The Supreme Court rules 6-3 in Dobbs v. Jackson Women's Health Organization to overturn Roe v. Wade (1973) and Planned Parenthood v. Casey (1992), eliminating the constitutional right to abortion after 49 years. Justice Samuel Alito's majority opinion declares that Roe was "egregiously wrong from the start." Within hours, trigger laws take effect in 13 states, immediately banning or severely restricting abortion.
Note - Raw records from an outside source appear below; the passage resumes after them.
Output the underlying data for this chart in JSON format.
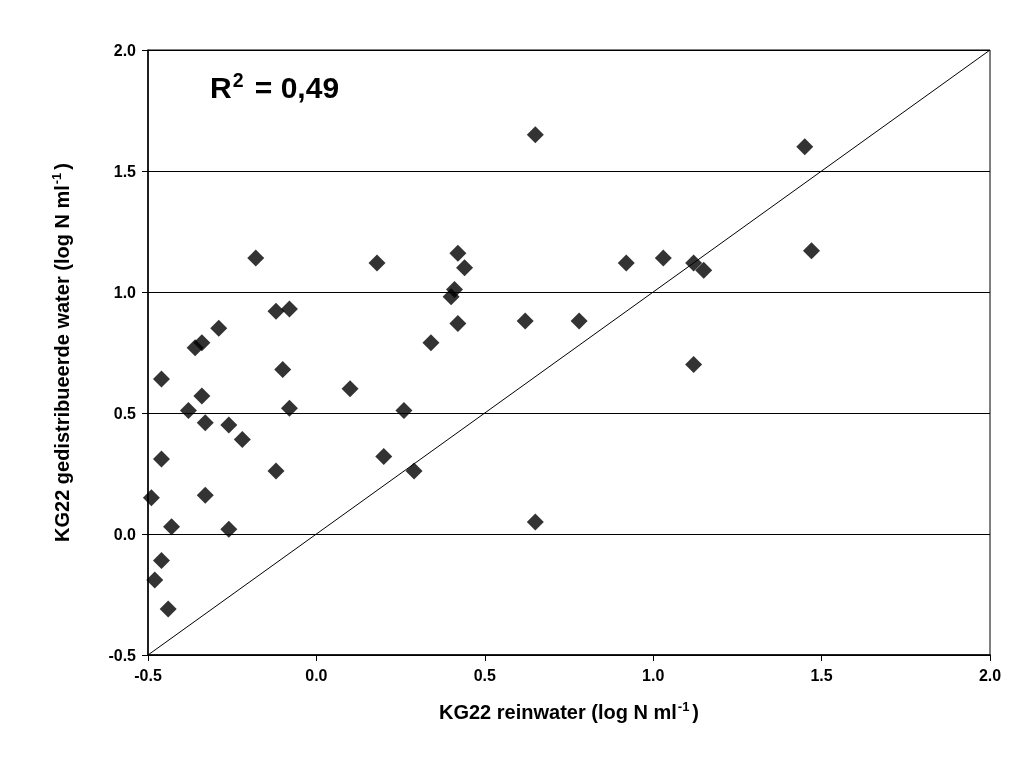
{
  "chart_data": {
    "type": "scatter",
    "xlabel": "KG22 reinwater (log N ml$^{-1}$)",
    "ylabel": "KG22 gedistribueerde water (log N ml$^{-1}$)",
    "annotations": [
      "R$^{2}$ = 0,49"
    ],
    "xlim": [
      -0.5,
      2.0
    ],
    "ylim": [
      -0.5,
      2.0
    ],
    "xticks": [
      {
        "value": -0.5,
        "label": "-0.5"
      },
      {
        "value": 0,
        "label": "0.0"
      },
      {
        "value": 0.5,
        "label": "0.5"
      },
      {
        "value": 1,
        "label": "1.0"
      },
      {
        "value": 1.5,
        "label": "1.5"
      },
      {
        "value": 2,
        "label": "2.0"
      }
    ],
    "yticks": [
      {
        "value": -0.5,
        "label": "-0.5"
      },
      {
        "value": 0,
        "label": "0.0"
      },
      {
        "value": 0.5,
        "label": "0.5"
      },
      {
        "value": 1,
        "label": "1.0"
      },
      {
        "value": 1.5,
        "label": "1.5"
      },
      {
        "value": 2,
        "label": "2.0"
      }
    ],
    "grid": "y",
    "marker": "diamond",
    "series": [
      {
        "color": "#000000",
        "x": [
          1.45,
          1.47,
          0.65,
          0.65,
          0.92,
          1.03,
          1.12,
          1.15,
          1.12,
          0.78,
          0.62,
          0.42,
          0.44,
          0.4,
          0.41,
          0.42,
          0.34,
          0.18,
          0.26,
          0.2,
          0.29,
          0.1,
          -0.18,
          -0.12,
          -0.08,
          -0.1,
          -0.08,
          -0.12,
          -0.29,
          -0.36,
          -0.34,
          -0.38,
          -0.34,
          -0.33,
          -0.26,
          -0.22,
          -0.33,
          -0.26,
          -0.46,
          -0.46,
          -0.49,
          -0.43,
          -0.46,
          -0.48,
          -0.44
        ],
        "values": [
          1.6,
          1.17,
          1.65,
          0.05,
          1.12,
          1.14,
          1.12,
          1.09,
          0.7,
          0.88,
          0.88,
          1.16,
          1.1,
          0.98,
          1.01,
          0.87,
          0.79,
          1.12,
          0.51,
          0.32,
          0.26,
          0.6,
          1.14,
          0.92,
          0.93,
          0.68,
          0.52,
          0.26,
          0.85,
          0.77,
          0.79,
          0.51,
          0.57,
          0.46,
          0.45,
          0.39,
          0.16,
          0.02,
          0.64,
          0.31,
          0.15,
          0.03,
          -0.11,
          -0.19,
          -0.31
        ]
      },
      {
        "type": "line",
        "color": "#000000",
        "marker": "none",
        "line_style": "solid",
        "x": [
          -0.5,
          2.0
        ],
        "values": [
          -0.5,
          2.0
        ]
      }
    ]
  }
}
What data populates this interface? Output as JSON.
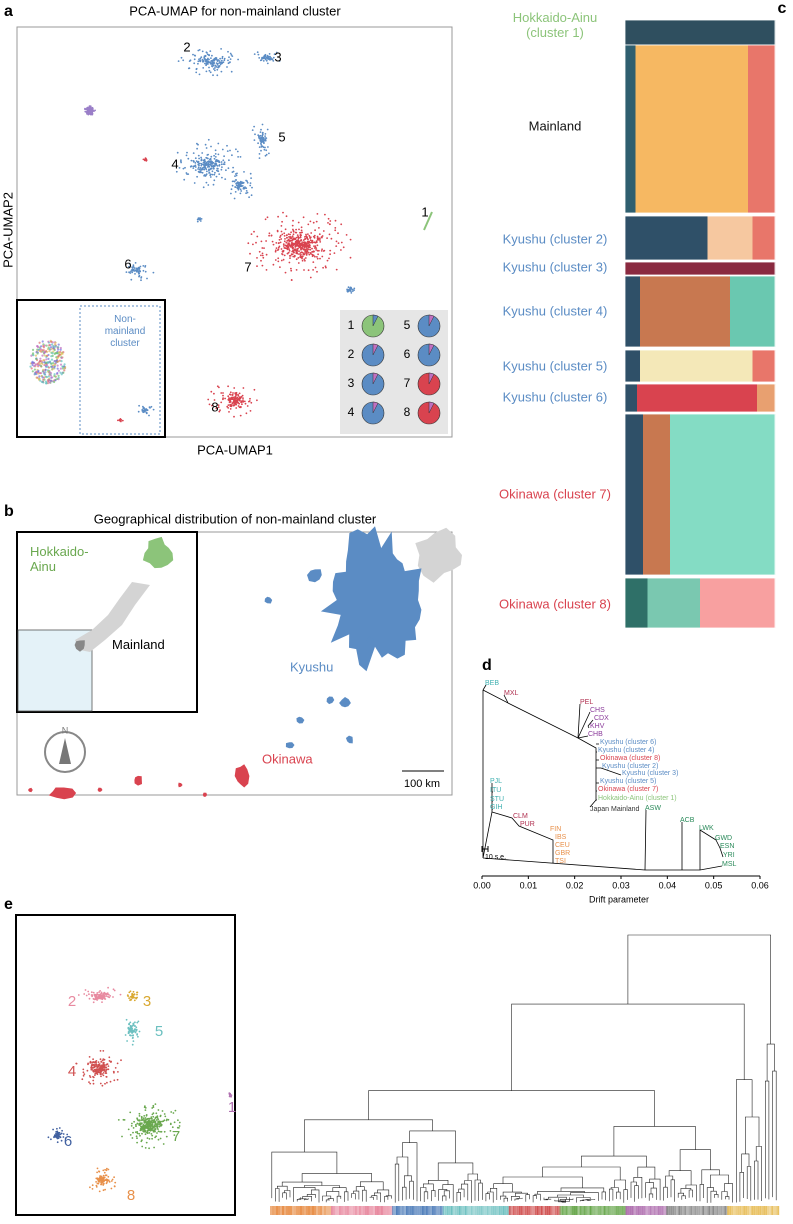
{
  "a": {
    "letter": "a",
    "title": "PCA-UMAP for non-mainland cluster",
    "x_label": "PCA-UMAP1",
    "y_label": "PCA-UMAP2",
    "clusters": [
      "1",
      "2",
      "3",
      "4",
      "5",
      "6",
      "7",
      "8"
    ],
    "inset_label": "Non-mainland cluster",
    "pies": [
      "1",
      "2",
      "3",
      "4",
      "5",
      "6",
      "7",
      "8"
    ]
  },
  "b": {
    "letter": "b",
    "title": "Geographical distribution of non-mainland cluster",
    "inset_labels": [
      "Hokkaido-Ainu",
      "Mainland"
    ],
    "labels": [
      "Kyushu",
      "Okinawa"
    ],
    "compass": "N",
    "scale_bar": "100 km"
  },
  "c": {
    "letter": "c",
    "groups": [
      {
        "label": "Hokkaido-Ainu (cluster 1)",
        "color": "#8cc47a"
      },
      {
        "label": "Mainland",
        "color": "#111111"
      },
      {
        "label": "Kyushu (cluster 2)",
        "color": "#5b8cc4"
      },
      {
        "label": "Kyushu (cluster 3)",
        "color": "#5b8cc4"
      },
      {
        "label": "Kyushu (cluster 4)",
        "color": "#5b8cc4"
      },
      {
        "label": "Kyushu (cluster 5)",
        "color": "#5b8cc4"
      },
      {
        "label": "Kyushu (cluster 6)",
        "color": "#5b8cc4"
      },
      {
        "label": "Okinawa (cluster 7)",
        "color": "#d9434f"
      },
      {
        "label": "Okinawa (cluster 8)",
        "color": "#d9434f"
      }
    ]
  },
  "d": {
    "letter": "d",
    "x_label": "Drift parameter",
    "xlim": [
      0,
      0.06
    ],
    "xticks": [
      {
        "value": 0,
        "label": "0.00"
      },
      0.01,
      0.02,
      0.03,
      0.04,
      0.05,
      0.06
    ],
    "scale_label": "10 s.e.",
    "leaves": [
      {
        "label": "BEB",
        "color": "#3fb0b0"
      },
      {
        "label": "MXL",
        "color": "#b03050"
      },
      {
        "label": "PEL",
        "color": "#b03050"
      },
      {
        "label": "CHS",
        "color": "#8a3a9a"
      },
      {
        "label": "CDX",
        "color": "#8a3a9a"
      },
      {
        "label": "KHV",
        "color": "#8a3a9a"
      },
      {
        "label": "CHB",
        "color": "#8a3a9a"
      },
      {
        "label": "Kyushu (cluster 6)",
        "color": "#5b8cc4"
      },
      {
        "label": "Kyushu (cluster 4)",
        "color": "#5b8cc4"
      },
      {
        "label": "Okinawa (cluster 8)",
        "color": "#d9434f"
      },
      {
        "label": "Kyushu (cluster 2)",
        "color": "#5b8cc4"
      },
      {
        "label": "Kyushu (cluster 3)",
        "color": "#5b8cc4"
      },
      {
        "label": "Kyushu (cluster 5)",
        "color": "#5b8cc4"
      },
      {
        "label": "Okinawa (cluster 7)",
        "color": "#d9434f"
      },
      {
        "label": "Hokkaido-Ainu (cluster 1)",
        "color": "#8cc47a"
      },
      {
        "label": "Japan Mainland",
        "color": "#333333"
      },
      {
        "label": "PJL",
        "color": "#3fb0b0"
      },
      {
        "label": "ITU",
        "color": "#3fb0b0"
      },
      {
        "label": "STU",
        "color": "#3fb0b0"
      },
      {
        "label": "GIH",
        "color": "#3fb0b0"
      },
      {
        "label": "CLM",
        "color": "#b03050"
      },
      {
        "label": "PUR",
        "color": "#b03050"
      },
      {
        "label": "FIN",
        "color": "#e8904a"
      },
      {
        "label": "IBS",
        "color": "#e8904a"
      },
      {
        "label": "CEU",
        "color": "#e8904a"
      },
      {
        "label": "GBR",
        "color": "#e8904a"
      },
      {
        "label": "TSI",
        "color": "#e8904a"
      },
      {
        "label": "ASW",
        "color": "#2a8a5a"
      },
      {
        "label": "ACB",
        "color": "#2a8a5a"
      },
      {
        "label": "LWK",
        "color": "#2a8a5a"
      },
      {
        "label": "GWD",
        "color": "#2a8a5a"
      },
      {
        "label": "ESN",
        "color": "#2a8a5a"
      },
      {
        "label": "YRI",
        "color": "#2a8a5a"
      },
      {
        "label": "MSL",
        "color": "#2a8a5a"
      }
    ]
  },
  "e": {
    "letter": "e",
    "clusters": [
      {
        "label": "1",
        "color": "#b070b0"
      },
      {
        "label": "2",
        "color": "#e88aa0"
      },
      {
        "label": "3",
        "color": "#d9a830"
      },
      {
        "label": "4",
        "color": "#d05050"
      },
      {
        "label": "5",
        "color": "#6cc0c0"
      },
      {
        "label": "6",
        "color": "#4060a0"
      },
      {
        "label": "7",
        "color": "#6aa84f"
      },
      {
        "label": "8",
        "color": "#e8904a"
      }
    ]
  }
}
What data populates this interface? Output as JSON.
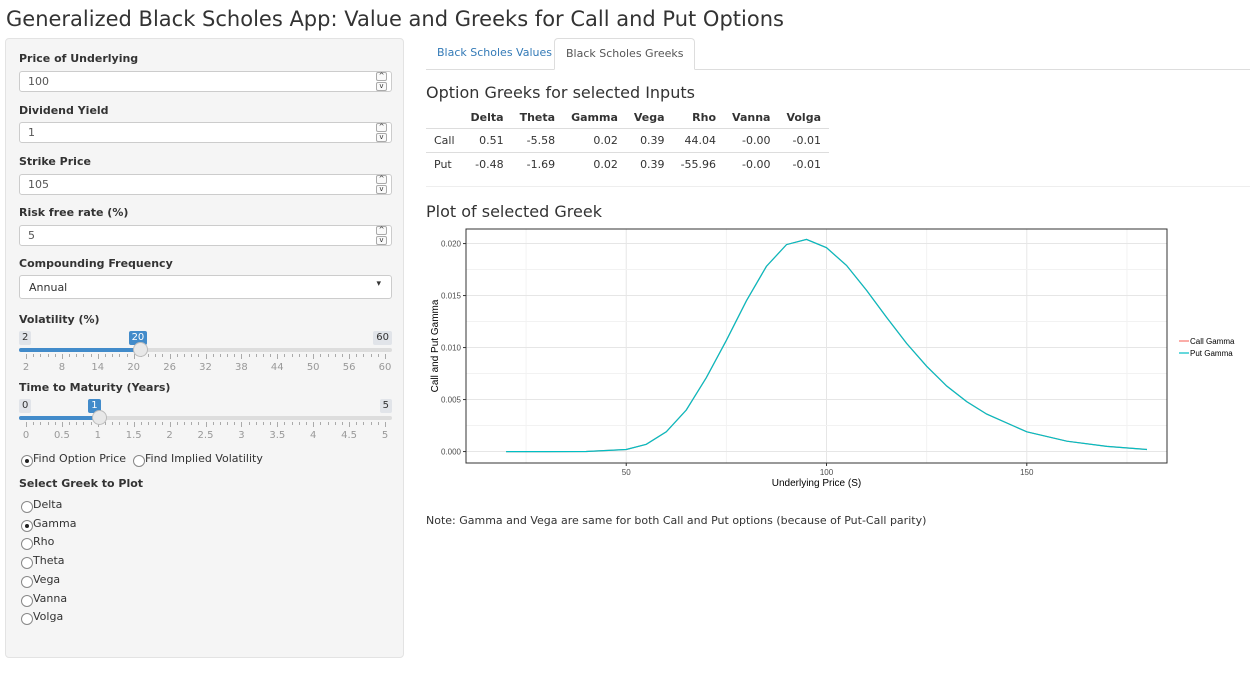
{
  "app": {
    "title": "Generalized Black Scholes App: Value and Greeks for Call and Put Options"
  },
  "inputs": {
    "price": {
      "label": "Price of Underlying",
      "value": "100"
    },
    "dividend": {
      "label": "Dividend Yield",
      "value": "1"
    },
    "strike": {
      "label": "Strike Price",
      "value": "105"
    },
    "riskfree": {
      "label": "Risk free rate (%)",
      "value": "5"
    },
    "spin_up": "^",
    "spin_down": "v",
    "compounding": {
      "label": "Compounding Frequency",
      "value": "Annual",
      "caret": "▾"
    }
  },
  "volatility": {
    "label": "Volatility (%)",
    "min": "2",
    "max": "60",
    "current": "20",
    "fraction": 0.3103,
    "ticks": [
      "2",
      "8",
      "14",
      "20",
      "26",
      "32",
      "38",
      "44",
      "50",
      "56",
      "60"
    ]
  },
  "maturity": {
    "label": "Time to Maturity (Years)",
    "min": "0",
    "max": "5",
    "current": "1",
    "fraction": 0.2,
    "ticks": [
      "0",
      "0.5",
      "1",
      "1.5",
      "2",
      "2.5",
      "3",
      "3.5",
      "4",
      "4.5",
      "5"
    ]
  },
  "mode": {
    "option_price": "Find Option Price",
    "implied_vol": "Find Implied Volatility",
    "selected": "option_price"
  },
  "greek_select": {
    "label": "Select Greek to Plot",
    "options": [
      "Delta",
      "Gamma",
      "Rho",
      "Theta",
      "Vega",
      "Vanna",
      "Volga"
    ],
    "selected": "Gamma"
  },
  "tabs": {
    "values": "Black Scholes Values",
    "greeks": "Black Scholes Greeks",
    "active": "greeks"
  },
  "greeks_table": {
    "heading": "Option Greeks for selected Inputs",
    "columns": [
      "",
      "Delta",
      "Theta",
      "Gamma",
      "Vega",
      "Rho",
      "Vanna",
      "Volga"
    ],
    "rows": [
      [
        "Call",
        "0.51",
        "-5.58",
        "0.02",
        "0.39",
        "44.04",
        "-0.00",
        "-0.01"
      ],
      [
        "Put",
        "-0.48",
        "-1.69",
        "0.02",
        "0.39",
        "-55.96",
        "-0.00",
        "-0.01"
      ]
    ]
  },
  "plot": {
    "heading": "Plot of selected Greek"
  },
  "chart_data": {
    "type": "line",
    "xlabel": "Underlying Price (S)",
    "ylabel": "Call and Put  Gamma",
    "xlim": [
      10,
      185
    ],
    "ylim": [
      -0.0011,
      0.0214
    ],
    "xticks": [
      "50",
      "100",
      "150"
    ],
    "yticks": [
      "0.000",
      "0.005",
      "0.010",
      "0.015",
      "0.020"
    ],
    "grid": true,
    "legend_position": "right",
    "series": [
      {
        "name": "Call Gamma",
        "color": "#F8766D",
        "x": [
          20,
          30,
          40,
          50,
          55,
          60,
          65,
          70,
          75,
          80,
          85,
          90,
          95,
          100,
          105,
          110,
          115,
          120,
          125,
          130,
          135,
          140,
          150,
          160,
          170,
          180
        ],
        "y": [
          0.0,
          0.0,
          1e-05,
          0.0002,
          0.0007,
          0.0019,
          0.004,
          0.0071,
          0.0107,
          0.0145,
          0.0178,
          0.0199,
          0.0204,
          0.0196,
          0.0179,
          0.0155,
          0.0129,
          0.0104,
          0.0082,
          0.0063,
          0.0048,
          0.0036,
          0.0019,
          0.001,
          0.0005,
          0.0002
        ]
      },
      {
        "name": "Put Gamma",
        "color": "#00BFC4",
        "x": [
          20,
          30,
          40,
          50,
          55,
          60,
          65,
          70,
          75,
          80,
          85,
          90,
          95,
          100,
          105,
          110,
          115,
          120,
          125,
          130,
          135,
          140,
          150,
          160,
          170,
          180
        ],
        "y": [
          0.0,
          0.0,
          1e-05,
          0.0002,
          0.0007,
          0.0019,
          0.004,
          0.0071,
          0.0107,
          0.0145,
          0.0178,
          0.0199,
          0.0204,
          0.0196,
          0.0179,
          0.0155,
          0.0129,
          0.0104,
          0.0082,
          0.0063,
          0.0048,
          0.0036,
          0.0019,
          0.001,
          0.0005,
          0.0002
        ]
      }
    ]
  },
  "note": "Note: Gamma and Vega are same for both Call and Put options (because of Put-Call parity)"
}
Dobbs is the culmination of the longest sustained institutional capture campaign in modern American politics — a 49-year project that can be traced through every node in the Christian nationalist infrastructure. The IRS/Bob Jones fight (1978) mobilized evangelicals politically. The Moral Majority (1979) and CNP (1981) built organizational infrastructure. The Federalist Society (1982) created a pipeline of ideologically vetted judicial nominees. Leonard Leo's network raised over $250 million in dark money to support judicial confirmation battles. The transactional bargain Falwell Jr. made explicit in 2016 delivered three Supreme Court justices — Gorsuch (2017), Kavanaugh (2018), and Barrett (2020) — all vetted by Leo and the Federalist Society specifically for their likelihood of overturning Roe.
The decision validates the institutional capture model. The religious right did not achieve its signature goal through democratic legislation — polls consistently show majority support for legal abortion. It achieved it through systematic capture of one institution (the federal judiciary), funded by a parallel dark money infrastructure (Leo's network of interlocking nonprofits), coordinated through an invisible coordination hub (the CNP), and legitimated by a theology of institutional dominion (the Seven Mountains Mandate, the Cyrus theology). Every element of the capture architecture contributed to a single outcome that democratic politics alone could not have produced.
The evangelical celebration is immediate but the political aftermath is devastating for Republicans: the 2022 midterm "red wave" fails to materialize as abortion motivates Democratic turnout. The movement got what it wanted and discovered that getting it generated the political backlash its strategists had long feared. The capture succeeded; the consequences of success were not what the captors expected.